Marcelo Figueras
Precisamente porque este mundo celebra las conductas rastreras y crueles -potenciando, en preserva de equilibrio, la cultura del pasatismo que ‘alivia’ de la realidad-, la apuesta por el rock progresivo en general y el sinfónico en particular resultaría desafiante desde el punto de vista creativo.
Porque en sociedades que no parecen conocer otro tiempo que el hoy, esta música conectaría con el pasado (al examinar sus mitologías) y con el futuro (por el simple hecho de haber creado algo nuevo, un sonido que antes no estaba allí).
Porque en sociedades que sugieren la imposibilidad del cambio real, este tipo de música reivindicaría la narrativa -en lo sonoro, en las letras- y la narrativa es sinónimo de cambio, de búsqueda de una transformación: narrar(se) es una forma inequívoca de tomar las riendas de la propia vida, buscándole un sentido.
Porque en sociedades que se conforman con músicas micro, esta que propongo constituiría una música macro: conectada con diversas tradiciones y culturas, en búsqueda de un público igualmente diverso.
Porque en sociedades como las nuestras, que se tienen por (económicamente) pobres, pondría en claro que en realidad somos (culturalmente) ricos: ¿quién sino nosotros podría montar una obra conceptual como The Lamb con apenas dinero para unas máscaras y unos cortinados?
Porque en sociedades que descreen del conocimiento, esta música obligaría a que nos superásemos: sí, los músicos no tendrían más remedio que ser mejores músicos, del mismo modo que su público debería aprender a oír más y mejor.
Porque en el seno de una cultura reaccionaria y quietista, que no busca nada que no sea la satisfacción momentánea, sacudiría nuestra silla y nos conminaría a formularnos preguntas. ¿Y no es eso, en último término, lo que buscamos siempre en el arte imperecedero?
Por supuesto que no estoy proponiendo que las bandas salgan a hacer covers de Yes o de King Crimson.
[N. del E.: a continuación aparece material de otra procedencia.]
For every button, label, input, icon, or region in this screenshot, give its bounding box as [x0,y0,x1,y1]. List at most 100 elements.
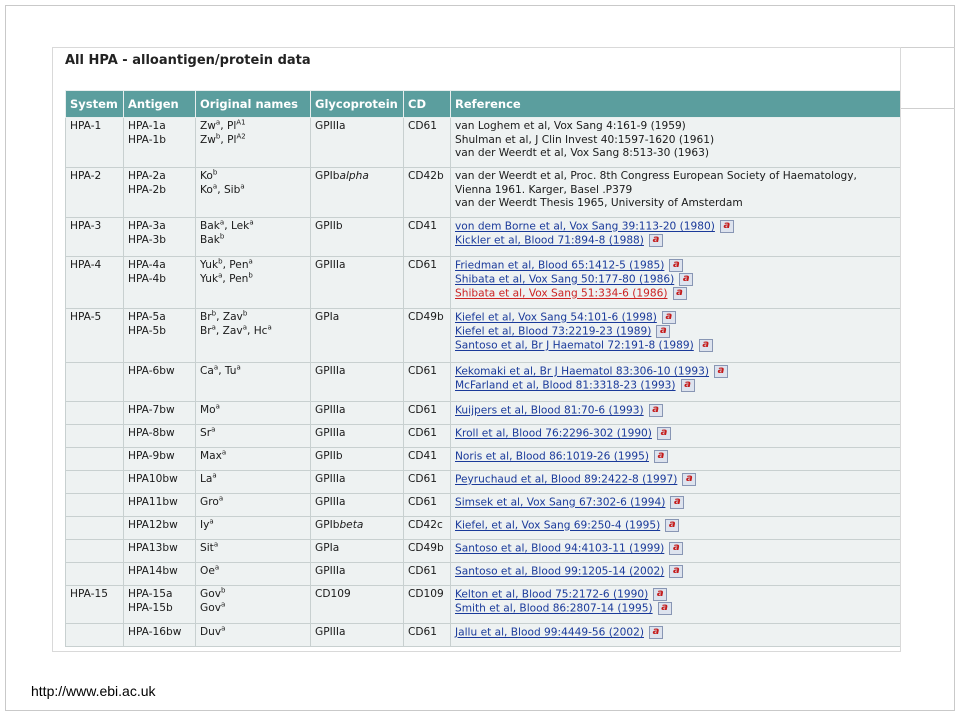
antigen-label: HPA-15b [128,601,173,614]
table-row: HPA13bw Sita GPIa CD49b Santoso et al, Blood… [65,539,900,563]
name-part: , Hc [246,324,268,337]
reference-link[interactable]: Jallu et al, Blood 99:4449-56 (2002) [455,627,644,639]
name-part: Zw [200,120,216,132]
reference-link[interactable]: Noris et al, Blood 86:1019-26 (1995) [455,451,649,463]
original-name: Bakb [200,232,306,248]
cell-antigen: HPA-8bw [123,424,196,448]
cell-original-names: Laa [195,470,311,494]
cell-reference: Kroll et al, Blood 76:2296-302 (1990) a [450,424,900,448]
reference-link[interactable]: Smith et al, Blood 86:2807-14 (1995) [455,603,653,615]
abstract-icon[interactable]: a [669,259,684,272]
reference-line: Vienna 1961. Karger, Basel .P379 [455,184,896,198]
cell-original-names: Kob Koa, Siba [195,167,311,218]
cell-antigen: HPA-2a HPA-2b [123,167,196,218]
reference-link[interactable]: Santoso et al, Blood 99:1205-14 (2002) [455,566,664,578]
cell-glycoprotein: GPIIIa [310,470,404,494]
cell-antigen: HPA11bw [123,493,196,517]
col-header-reference: Reference [450,90,900,118]
reference-link[interactable]: Kiefel, et al, Vox Sang 69:250-4 (1995) [455,520,660,532]
table-row: HPA-6bw Caa, Tua GPIIIa CD61 Kekomaki et al,… [65,362,900,402]
abstract-icon[interactable]: a [672,287,687,300]
cell-cd: CD61 [403,562,451,586]
cell-antigen: HPA-15a HPA-15b [123,585,196,624]
name-superscript: a [221,448,227,457]
reference-link[interactable]: Kickler et al, Blood 71:894-8 (1988) [455,235,644,247]
cd-label: CD41 [408,450,438,462]
reference-link[interactable]: Kelton et al, Blood 75:2172-6 (1990) [455,589,648,601]
abstract-icon[interactable]: a [679,273,694,286]
reference-link[interactable]: Santoso et al, Br J Haematol 72:191-8 (1… [455,340,694,352]
reference-link[interactable]: Santoso et al, Blood 94:4103-11 (1999) [455,543,664,555]
cd-label: CD61 [408,365,438,377]
reference-link[interactable]: Kiefel et al, Blood 73:2219-23 (1989) [455,326,651,338]
reference-link[interactable]: Kekomaki et al, Br J Haematol 83:306-10 … [455,366,709,378]
cell-cd: CD49b [403,308,451,363]
cd-label: CD41 [408,220,438,232]
abstract-icon[interactable]: a [653,588,668,601]
cell-cd: CD61 [403,493,451,517]
cell-system: HPA-4 [65,256,124,309]
table-row: HPA10bw Laa GPIIIa CD61 Peyruchaud et al, Bl… [65,470,900,494]
reference-link[interactable]: von dem Borne et al, Vox Sang 39:113-20 … [455,221,715,233]
cell-glycoprotein: GPIIIa [310,117,404,168]
reference-link[interactable]: Simsek et al, Vox Sang 67:302-6 (1994) [455,497,665,509]
original-name: Govb [200,586,306,602]
cd-label: CD42c [408,519,443,531]
antigen-label: HPA-15a [128,588,173,600]
reference-link[interactable]: Peyruchaud et al, Blood 89:2422-8 (1997) [455,474,677,486]
system-label: HPA-5 [70,311,102,323]
abstract-icon[interactable]: a [657,602,672,615]
name-part: Ko [200,170,213,182]
cell-glycoprotein: GPIIIa [310,401,404,425]
reference-line: McFarland et al, Blood 81:3318-23 (1993)… [455,379,896,393]
abstract-icon[interactable]: a [648,626,663,639]
abstract-icon[interactable]: a [648,234,663,247]
name-superscript: A1 [236,118,246,127]
abstract-icon[interactable]: a [665,519,680,532]
antigen-label: HPA-9bw [128,450,175,462]
cell-cd: CD41 [403,447,451,471]
glycoprotein-label: GPIIb [315,220,343,232]
name-part: Duv [200,626,222,638]
reference-link[interactable]: Kiefel et al, Vox Sang 54:101-6 (1998) [455,312,657,324]
cell-original-names: Duva [195,623,311,647]
abstract-icon[interactable]: a [653,450,668,463]
reference-link[interactable]: Kroll et al, Blood 76:2296-302 (1990) [455,428,652,440]
right-edge-stub [901,47,955,109]
cell-antigen: HPA-4a HPA-4b [123,256,196,309]
system-label: HPA-1 [70,120,102,132]
name-superscript: b [220,586,226,595]
abstract-icon[interactable]: a [661,311,676,324]
abstract-icon[interactable]: a [670,496,685,509]
cell-glycoprotein: GPIIIa [310,493,404,517]
abstract-icon[interactable]: a [682,473,697,486]
abstract-icon[interactable]: a [656,325,671,338]
abstract-icon[interactable]: a [669,542,684,555]
original-name: Oea [200,564,306,579]
name-superscript: a [215,402,220,411]
glycoprotein-label: GPIIIa [315,473,346,485]
reference-link[interactable]: Shibata et al, Vox Sang 50:177-80 (1986) [455,274,674,286]
abstract-icon[interactable]: a [719,220,734,233]
abstract-icon[interactable]: a [669,565,684,578]
cell-cd: CD49b [403,539,451,563]
abstract-icon[interactable]: a [680,379,695,392]
screenshot-panel: All HPA - alloantigen/protein data Syste… [52,47,901,652]
antigen-label: HPA-4b [128,272,166,285]
antigen-label: HPA-3a [128,220,166,232]
abstract-icon[interactable]: a [648,404,663,417]
abstract-icon[interactable]: a [698,339,713,352]
table-row: HPA-1 HPA-1a HPA-1b Zwa, PlA1 Zwb, PlA2 GPIII… [65,117,900,168]
cell-glycoprotein: GPIa [310,539,404,563]
abstract-icon[interactable]: a [656,427,671,440]
cell-glycoprotein: GPIIb [310,447,404,471]
cell-reference: Kiefel, et al, Vox Sang 69:250-4 (1995) a [450,516,900,540]
abstract-icon[interactable]: a [714,365,729,378]
cell-cd: CD61 [403,362,451,402]
name-part: Ko [200,183,213,196]
reference-link[interactable]: Kuijpers et al, Blood 81:70-6 (1993) [455,405,644,417]
glycoprotein-label: GPIIIa [315,565,346,577]
reference-link[interactable]: McFarland et al, Blood 81:3318-23 (1993) [455,380,676,392]
reference-link[interactable]: Friedman et al, Blood 65:1412-5 (1985) [455,260,664,272]
reference-link[interactable]: Shibata et al, Vox Sang 51:334-6 (1986) [455,288,668,300]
Ni defendiendo la pomposidad de cierto rock viejo, cuando dejaba de ser ambicioso para ser tan sólo pretensioso: en sus mejores momentos el rock progresivo-sinfónico estaba lleno de humor, de ironía, de irreverencia, de loca creatividad, de filos que cortaban de manera inevitable. Lo que propongo es hacer nuestro ese espíritu aventurero, el de los melenudos impresentables que se atrevían e meterse con el sacrosanto legado de la Gran Música, fuese ésta clásica o tango o folklore, para transformarlo en lo que se nos cante -lo que nos resulte necesario hoy para mejorar el escenario de mañana. Porque para crear lo nuevo siempre hay que desordenar lo viejo, animándose a meter las medias en el cajón de los pulóveres. Y aunque esté claro que lo nuevo no es un valor de por sí y que no todo el mundo debe correr en su busca, cualquier cultura que dedica mayor esfuerzo a la tradición que a renovarse es una cultura que declina, así como las sociedades con baja tasa de natalidad: cuando existen más viejos que jóvenes…
Ya lo sé: fui demasiado lejos. ¡Me dejé llevar! Aun así el desafío, por insólito o descolgado que suene, me parece válido. Los invito a volar por los aires la náusea del pop-rock actual. A revisar legados para recrearlos a su antojo. A tomar los hilos sueltos -lo que va de Radiohead a Café Tacuba a Mars Volta- para producir un nudo. A unir los nudos (no basta que música de este tipo exista en algún punto de internet, necesito enterarme de que existe, y esto supone la construcción de puentes dentro del medio) para construir un tejido que nos contenga.
En la vida hay que ser humilde. En el arte, siempre ambicioso.